In the party it is different: ‘This transmission between the molecules that make up the party organ (between comrades to be clear, ed.) always simultaneously has the double direction (i.e. one is active as much from top to bottom as from bottom to top, ed.).’
Comrade Lenin never said anything different. He won a revolution by thinking exactly like us.
Consequently, the thesis ends, ‘Abusing the formalisms of organization without a vital reason (the armed combat phase, to be precise! ed.) has been, is, and always will be foolish (because it indicates the petty bourgeois’s predilection for the glitter of chevrons, uniforms, formal titles, ed.) and a suspicious flaw (because it indicates the presence of the opportunistic disease, ed.).”

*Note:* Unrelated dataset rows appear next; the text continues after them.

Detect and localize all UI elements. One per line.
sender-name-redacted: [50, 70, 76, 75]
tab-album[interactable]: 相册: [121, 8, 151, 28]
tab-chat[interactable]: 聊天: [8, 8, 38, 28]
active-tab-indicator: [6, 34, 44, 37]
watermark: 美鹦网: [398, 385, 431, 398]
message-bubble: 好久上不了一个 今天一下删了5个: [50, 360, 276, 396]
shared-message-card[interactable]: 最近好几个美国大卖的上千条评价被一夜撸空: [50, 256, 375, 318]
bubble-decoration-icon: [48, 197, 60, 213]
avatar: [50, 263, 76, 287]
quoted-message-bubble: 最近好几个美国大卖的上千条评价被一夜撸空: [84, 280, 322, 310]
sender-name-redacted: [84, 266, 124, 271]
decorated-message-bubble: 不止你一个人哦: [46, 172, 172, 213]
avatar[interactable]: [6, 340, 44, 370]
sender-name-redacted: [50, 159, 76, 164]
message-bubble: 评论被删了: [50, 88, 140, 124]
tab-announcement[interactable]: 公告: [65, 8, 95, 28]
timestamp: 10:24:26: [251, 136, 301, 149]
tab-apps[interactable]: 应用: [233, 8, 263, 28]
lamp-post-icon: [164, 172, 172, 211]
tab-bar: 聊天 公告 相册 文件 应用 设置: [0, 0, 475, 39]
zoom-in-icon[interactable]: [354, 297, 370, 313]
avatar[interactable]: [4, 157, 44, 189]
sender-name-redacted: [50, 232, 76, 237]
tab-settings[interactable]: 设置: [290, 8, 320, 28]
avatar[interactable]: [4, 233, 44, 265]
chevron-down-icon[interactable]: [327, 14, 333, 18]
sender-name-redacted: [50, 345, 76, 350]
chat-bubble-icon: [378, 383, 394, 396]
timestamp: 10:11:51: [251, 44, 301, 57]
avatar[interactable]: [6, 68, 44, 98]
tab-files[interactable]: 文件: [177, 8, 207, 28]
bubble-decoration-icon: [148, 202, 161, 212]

Theses on the historical task, action and structure of the world communist party, according to the positions that have formed the heritage of the Communist Left for over half a century (Il Programma Comunista, 1965/14)
“10 – […] If the opposite happens, and worse if these disciplinary questions serve to save not sound and revolutionary principles but precisely the conscious or unconscious positions of a nascent opportunism, as happened in 1924, 1925, 1926, this only means that the function of the center has been conducted in a wrong way and has caused it to lose all real influence of grassroots discipline toward it, all the more so, the more a phony disciplinary rigor is loudly decried.”